One display to go please: Digital signage at the drive thru
Digital signage has already made a big impact on restaurants, with large companies from Subway to McDonald's deploying menu boards in mass. Self-service kiosks are also starting to take off, as they enable customers to customize their orders. Digital signage is also paving the way for better customer experience in the drive thru.
For many QSR restaurants, the drive thru makes up the vast majority of their sales. Almost three-quarters of all McDonald's sales come through the drive thru, so there are real benefits to upgrading old static signs with digital signage.
Using digital signage at the drive thru provides restaurants a variety of benefits, including menu flexibility, target and mobile marketing and enhancing the customer experience.
With static signs, there's no real easy way to update it, other than to manually send someone to switch it out before a big meal rush. The only other option is to keep all the menu items up at all times, which can become confusing for guests. With digital signage, however, if the content management system works properly, a manager can easily update the menu based on the time of day, popular regional items and more.
Targeting and mobile marketing
Dunkin' Donuts recently saw the benefits of using digital signage to reach customers at unusual times. For example, if a location has unseasonably warm or cold temperatures, it can easily take advantage of this oddity by marketing weather-specific foods such as hot or cold drinks, according to Paul Murray, director of digital innovation at Dunkin' Brands.

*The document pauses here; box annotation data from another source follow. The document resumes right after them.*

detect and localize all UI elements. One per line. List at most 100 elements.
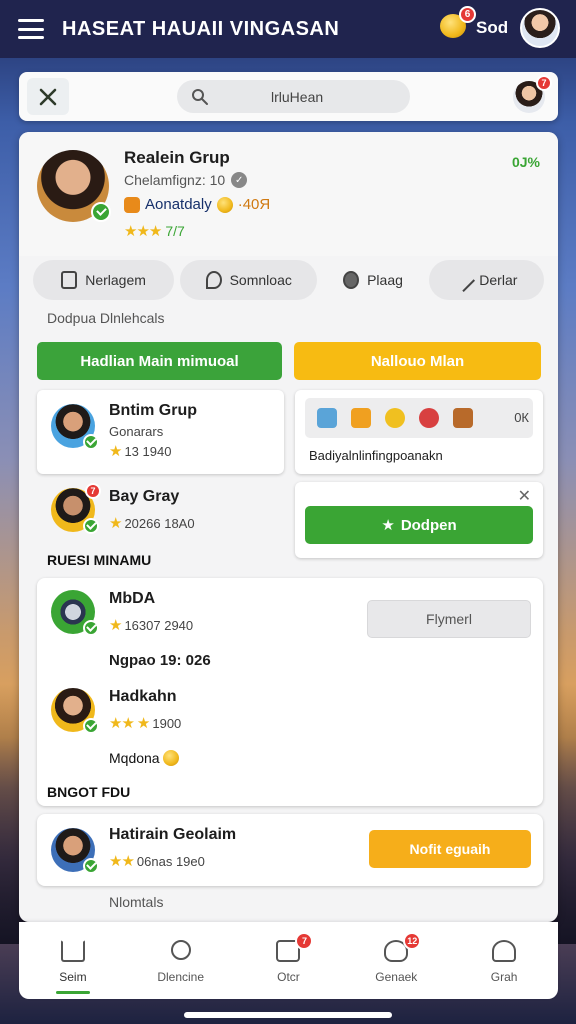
tab-bar: Nerlagem Somnloac Plaag Derlar bbox=[19, 256, 558, 304]
member-name: Hadkahn bbox=[109, 688, 177, 705]
section-heading: BNGOT FDU bbox=[47, 784, 131, 800]
nav-label: Grah bbox=[490, 969, 518, 984]
primary-button[interactable]: Hadlian Main mimuoal bbox=[37, 342, 282, 380]
accept-card: ✕ ★ Dodpen bbox=[295, 482, 543, 558]
coins-button[interactable]: 6 bbox=[440, 6, 476, 40]
member-meta-text: 1900 bbox=[152, 715, 182, 731]
tab-label: Somnloac bbox=[229, 272, 292, 288]
location-text: Aonatdaly bbox=[145, 196, 212, 213]
search-avatar[interactable]: 7 bbox=[513, 75, 552, 113]
card-meta: ★ 20266 18A0 bbox=[109, 514, 195, 532]
online-icon bbox=[91, 202, 111, 222]
pen-icon bbox=[451, 267, 476, 293]
user-label: Sod bbox=[476, 18, 509, 37]
feature-icons bbox=[305, 398, 533, 438]
group-card-1[interactable]: Bntim Grup Gonarars ★ 13 1940 bbox=[37, 390, 284, 474]
coin-icon bbox=[162, 750, 179, 766]
star-icon: ★ bbox=[109, 443, 122, 460]
nav-friends[interactable]: Dlencine bbox=[136, 938, 226, 984]
fruit-icon bbox=[419, 408, 439, 428]
member-action-button[interactable]: Flymerl bbox=[367, 600, 531, 638]
nav-badge: 7 bbox=[295, 931, 314, 950]
stars-icon: ★★ bbox=[109, 853, 135, 870]
stars-icon: ★★★ bbox=[124, 223, 162, 240]
coin-badge: 6 bbox=[459, 6, 476, 23]
home-icon bbox=[59, 938, 87, 964]
member-subtext: Ngpao 19: 026 bbox=[109, 652, 211, 669]
group-card-last[interactable]: Hatirain Geolaim ★★ 06nas 19e0 Nofit egua… bbox=[37, 814, 543, 886]
calculator-icon bbox=[317, 408, 337, 428]
app-title: HASEAT HAUAII VINGASAN bbox=[62, 17, 340, 40]
top-avatar[interactable] bbox=[520, 8, 560, 48]
online-icon bbox=[83, 718, 99, 734]
nav-profile[interactable]: Grah bbox=[459, 938, 549, 984]
nav-home[interactable]: Seim bbox=[28, 938, 118, 994]
tab-plaag[interactable]: Plaag bbox=[323, 260, 422, 300]
dismiss-icon[interactable]: ✕ bbox=[518, 486, 531, 506]
active-indicator bbox=[55, 990, 90, 994]
profile-subtitle-text: Chelamfignz: 10 bbox=[124, 172, 226, 188]
lock-icon bbox=[61, 271, 78, 289]
coin-icon bbox=[216, 196, 233, 213]
profile-avatar[interactable] bbox=[37, 150, 111, 222]
group-card-2[interactable]: 7 Bay Gray ★ 20266 18A0 bbox=[37, 482, 284, 552]
nav-chat[interactable]: 7 Otcr bbox=[243, 931, 333, 984]
search-input[interactable]: lrluHean bbox=[177, 80, 410, 113]
basket-icon bbox=[351, 408, 371, 428]
profile-card: Realein Grup Chelamfignz: 10 ✓ Aonatdaly… bbox=[19, 132, 558, 256]
profile-rating: ★★★ 7/7 bbox=[124, 222, 185, 240]
avatar-badge: 7 bbox=[536, 75, 552, 91]
tab-somnloac[interactable]: Somnloac bbox=[180, 260, 318, 300]
box-icon bbox=[453, 408, 473, 428]
home-indicator[interactable] bbox=[184, 1012, 392, 1018]
coin-icon bbox=[385, 408, 405, 428]
accept-label: Dodpen bbox=[400, 516, 457, 534]
tab-label: Nerlagem bbox=[85, 272, 146, 288]
avatar bbox=[51, 404, 99, 450]
pin-icon bbox=[343, 271, 360, 289]
bottom-nav: Seim Dlencine 7 Otcr 12 Genaek Grah bbox=[19, 922, 558, 999]
online-icon bbox=[83, 434, 99, 450]
chat-icon bbox=[205, 271, 222, 289]
profile-icon bbox=[490, 938, 518, 964]
profile-subtitle: Chelamfignz: 10 ✓ bbox=[124, 172, 248, 188]
menu-icon[interactable] bbox=[18, 19, 44, 39]
avatar: 7 bbox=[51, 483, 101, 534]
profile-count: 0J% bbox=[511, 154, 540, 170]
member-subtext-text: Mqdona bbox=[109, 750, 160, 766]
avatar bbox=[51, 590, 99, 636]
profile-name: Realein Grup bbox=[124, 148, 230, 167]
secondary-button[interactable]: Nallouo Mlan bbox=[294, 342, 541, 380]
tab-derlar[interactable]: Derlar bbox=[428, 260, 544, 300]
rating-text: 7/7 bbox=[165, 223, 185, 239]
card-meta: ★★ 06nas 19e0 bbox=[109, 852, 205, 870]
search-bar: lrluHean 7 bbox=[19, 72, 558, 121]
online-icon bbox=[83, 620, 99, 636]
star-icon: ★ bbox=[109, 617, 122, 634]
member-meta-text: 16307 2940 bbox=[124, 617, 194, 633]
card-meta: ★ 13 1940 bbox=[109, 442, 171, 460]
feature-caption: Badiyalnlinfingpoanakn bbox=[309, 448, 443, 463]
star-icon: ★ bbox=[136, 715, 150, 732]
online-icon bbox=[83, 858, 99, 874]
accept-button[interactable]: ★ Dodpen bbox=[305, 506, 533, 544]
tab-label: Plaag bbox=[367, 272, 403, 288]
gift-icon bbox=[124, 196, 140, 213]
card-name: Hatirain Geolaim bbox=[109, 826, 237, 843]
location-value: ·40Я bbox=[237, 196, 271, 213]
avatar-badge: 7 bbox=[85, 483, 101, 499]
member-subtext: Mqdona bbox=[109, 750, 179, 766]
tab-label: Derlar bbox=[479, 272, 518, 288]
close-button[interactable] bbox=[27, 78, 69, 115]
nav-group[interactable]: 12 Genaek bbox=[351, 931, 441, 984]
tab-nerlagem[interactable]: Nerlagem bbox=[33, 260, 175, 300]
feature-card[interactable]: 0К Badiyalnlinfingpoanakn bbox=[295, 390, 543, 474]
nav-badge: 12 bbox=[403, 931, 422, 950]
avatar bbox=[51, 828, 99, 874]
feature-count: 0К bbox=[514, 410, 529, 425]
nav-label: Dlencine bbox=[157, 969, 205, 984]
card-name: Bay Gray bbox=[109, 488, 180, 505]
member-meta: ★ 16307 2940 bbox=[109, 616, 193, 634]
card-meta-text: 06nas 19e0 bbox=[136, 853, 205, 869]
action-button[interactable]: Nofit eguaih bbox=[369, 830, 531, 868]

Another innovative way outdoor menu boards can adjust to customer's needs is through mobile interoperability, according to Murray. If a customer used a mobile app to identify their key wants and desires, the menu board could update itself to match a customer's preference, thus directly targeting customers.
Other benefits include services such as cameras so the customer can see the employee taking their order. Restaurants can also use digital confirmation boards so that customers can instantly see if their order was entered correctly, according to Frank Amoruso, managing director of Acrelec.
"Restaurants can integrate mobile solutions with tools such as self-ordering kiosks which further integrates to the POS and Table Locator tools, to complete the customer experience," he said. It's integration such as this that meets the customer desire for using mobile technology to order and pay, with on-site digital solutions to service."
The key element tying all the benefits together is customer experience. If it can boost customer experience, then it can boost reviews, loyalty and sales.
"If this was a drinking game I would be drunk by now with every time I say experience," Murray said jokingly during a presentation. "Anywhere you go you are getting a more curated version of the role you expect and want. Those expectations are spilling over into the physical realm."
Richard Ventura, vice president of business development and solutions at NEC Display Solutions emphasized in an interview that "Engagement is one of the first things you have to do. The more you engage with the audience the more you become memorable."
That being said, there are still some real challenges to outdoor menu boards
Challenges and solutions
It is always challenging to deploy complex tools such as digital signage, especially outdoors. Key challenges for digital signage at the drive thru include finding the right provider and handling the elements, such as heat, cold and sunlight.
The right provider
One challenge is finding the right provider, as well as the right hardware and software.
"The biggest is to find a quality solution at an affordable price. Equipment placed outdoors must be durable, yet appealing to assimilate into the brand’s look and feel. Software must be reliable and responsive, as well as easily maintained," Amoruso said in an email. "Finding all of this in a solution that fits within the budget is a challenge."
One solution is to look for an all-in-one provider that will stick around to train staff on how to properly manage the digital signage.
Many of outdoor digital signage's problems come down to the fact that they are outdoors. They will have to withstand bright sunshine, blizzards and scorching days. Daniel Waldron, head of content for Armagard, recommends a variety of tools to keep your menu board alive and kicking in a previous blog.
This includes simple thing such as AC units and fans, which help reduce humidity and airflow throughout the enclosure. It's easy for a menu board to develop a lot of heat, not just due to the sunlight but also its bright screen, so it needs these tools to force the warm air out. Waldron also recommends using plenum chambers.
"In layman's terms, plenum chambers allow filtered air to flow through an enclosure, dispersing any heat. They eliminate the need for alternative ventilation systems, which are likely to be more expensive," Waldron said. "Equally, plenum chambers protect against water penetration, keeping the rain out and they require very little maintenance."
End users should also consider other tools such anti-glare or anti-reflective glass. If customers have to squint to see the menu, they will likely take their dollars elsewhere.
Is it worth it?
The key element here behind all this is to ensure the technology boosts the overall experience, and that you minimize any possible downsides. If it succeeds in this regard, it is worth the investment.
"Generally speaking, drive-thru digital signage enhances the customer experiences and provides operational efficiencies," Amoruso said. "Operationally, the technology can steer the customer experience through the most efficient process, reducing resource requirements and customer wait times."